Bei der Diskussion von Rassismus, sexueller Belästigung oder gar Pädophilie gelten plötzlich, insbesondere in den Online-Medien, keine journalistischen Regeln mehr. Abwägung von Tatsachen und Aussagen, differenzierte Bewertungen, selbst rechtsstaatliche Prinzipien fallen unter den Tisch. Vergewaltiger werden mit Grapschern in einen Topf geworfen, ältere Verführer junger Menschen mit Pädophilen. Jeder versucht, seine persönlichen Moralvorstellungen auf die gesamte Menschheit anzuwenden. Heuchelei ist Trumph. Sensationsgier ist erlaubt, solange man sich auf die Seite der Opfer schlägt. Unabhängig von der Art, vom Kontext oder sogar der Widerlegbarkeit der Verfehlung ist der Ruf des "Täters" ruiniert. Das habe ich vor langen Jahren auch schon persönlich erlebt. Als Student bin ich nach einem Streit mit einen griechischen Mitbewohner selbst als Rassist hingestellt worden. In diesem Fall hatte ich praktisch keine Möglichkeit der Verteidigung. Es spielte auch keine Rolle, dass ich demselben Mitbewohner zuvor wochenlang mit hohem Zeitaufwand bei der Ausformulierung seiner Seminararbeit geholfen hatte. Solche Vorwürfe entwickeln eine Eigendynamik, bei der plötzlich sämtliche Indizien im Sinne der Anklage uminterpretiert werden.

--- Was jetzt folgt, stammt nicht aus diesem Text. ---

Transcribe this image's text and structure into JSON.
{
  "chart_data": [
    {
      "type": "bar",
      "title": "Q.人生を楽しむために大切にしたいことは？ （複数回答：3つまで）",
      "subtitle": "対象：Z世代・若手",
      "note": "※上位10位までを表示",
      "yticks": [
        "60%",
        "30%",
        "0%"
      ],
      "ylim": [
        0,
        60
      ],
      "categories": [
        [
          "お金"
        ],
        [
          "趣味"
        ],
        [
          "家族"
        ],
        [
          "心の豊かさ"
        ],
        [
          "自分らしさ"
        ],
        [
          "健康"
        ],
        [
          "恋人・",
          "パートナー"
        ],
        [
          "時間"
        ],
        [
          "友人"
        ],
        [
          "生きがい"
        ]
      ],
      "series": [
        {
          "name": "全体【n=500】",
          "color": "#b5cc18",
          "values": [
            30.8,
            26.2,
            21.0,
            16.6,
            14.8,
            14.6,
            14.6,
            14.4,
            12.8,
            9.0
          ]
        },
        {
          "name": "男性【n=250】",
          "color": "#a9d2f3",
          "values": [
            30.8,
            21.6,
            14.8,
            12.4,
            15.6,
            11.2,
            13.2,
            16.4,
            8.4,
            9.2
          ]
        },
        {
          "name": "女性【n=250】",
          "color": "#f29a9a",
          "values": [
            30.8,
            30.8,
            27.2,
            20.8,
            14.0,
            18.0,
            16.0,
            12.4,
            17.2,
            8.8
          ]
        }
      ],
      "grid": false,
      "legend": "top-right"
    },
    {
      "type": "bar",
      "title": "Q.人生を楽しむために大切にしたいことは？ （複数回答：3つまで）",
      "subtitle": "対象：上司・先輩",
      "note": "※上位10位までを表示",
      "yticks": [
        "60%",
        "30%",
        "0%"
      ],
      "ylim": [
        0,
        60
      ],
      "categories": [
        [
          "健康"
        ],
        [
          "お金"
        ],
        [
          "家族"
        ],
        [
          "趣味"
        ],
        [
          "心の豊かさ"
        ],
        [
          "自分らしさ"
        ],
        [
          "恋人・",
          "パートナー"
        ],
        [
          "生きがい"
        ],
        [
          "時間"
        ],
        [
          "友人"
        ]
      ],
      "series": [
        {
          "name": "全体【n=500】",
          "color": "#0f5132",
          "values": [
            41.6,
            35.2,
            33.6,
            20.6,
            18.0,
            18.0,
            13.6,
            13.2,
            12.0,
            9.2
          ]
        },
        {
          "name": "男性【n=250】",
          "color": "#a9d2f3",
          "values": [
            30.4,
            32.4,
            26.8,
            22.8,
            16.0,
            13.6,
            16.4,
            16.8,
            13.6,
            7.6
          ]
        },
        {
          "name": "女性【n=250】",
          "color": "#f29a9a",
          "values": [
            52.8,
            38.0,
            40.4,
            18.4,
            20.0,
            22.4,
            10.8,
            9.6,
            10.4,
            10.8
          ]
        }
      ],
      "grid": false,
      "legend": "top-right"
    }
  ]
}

Bei den ersten Berichten über das Fehlverhalten von Kevin Spacey war ich daher noch versucht, ihn innerlich zu verteidigen. Unzählige Menschen sind schon auf Partys von Betrunkenen bedrängt worden. Es ist unrealistisch, solches Verhalten ausmerzen zu wollen. Natürlich hat ein 15jähriger nichts auf einer alkoholseligen Erwachsenenparty zu suchen, darf schon gar nicht als letzter Gast zurückbleiben. Das entschuldigt Spaceys Verhalten zwar nicht. Aber kein amerikanisches Gericht hätte aufgrund der Geschehnisse Anklage erhoben. Die Annahme, dass ein solches Erlebnis den jungen Mann fürs Leben traumatisiert hat, ist eine Beleidigung für alle Opfer sexueller Gewalt. Die Veröffentlichung dieses Berichts 30 Jahre später weckt in mir die Vermutung, dass ein Therapeut diese Erinnerung ausgegraben und verstärkt hat und nun alle persönlichen Probleme des Patienten darauf zu reduzieren sucht.
Leider hat sich anhand von zahlreichen Zeugenaussagen nun herausgestellt, dass das Verhalten des damals 26jährigen Theaterschauspielers Spacey kein Ausrutscher war, sondern sich systematisch wiederholte und verstärkte. Viel deutlicher als im Fall von Harvey Weinstein, der ja auch nach außen als unangenehmer Zeitgenosse bekannt war, zeigt der Fall Spacey, welche üblen Verhältnisse hinter den Kulissen der Traumfabrik herrschen. Und leider ist dies nur ein Spiegelbild der übrigen Geschäftswelt. Verstärktes Echo fand der Fall dann noch wegen Spaceys schwammigen Aussagen zu seiner sexuellen Identität. Die amerikanische LGBT-Community hat zwar ideologisch verknöcherte Vorstellungen, wie ein Coming Out vonstatten zu gehen hat, aber in diesem Fall muss ich zustimmen, dass Spacey sich auch in dieser Hinsicht sehr ungeschickt verhalten hat. Schließlich war das spätestens mit seinem Bobby-Darin-Muscial Beyond the Sea ein offenes Geheimnis. Hätte es wirklich solch einen Karriereknick für ihn bedeutet, sich zu diesem Zeitpunkt als schwul zu outen?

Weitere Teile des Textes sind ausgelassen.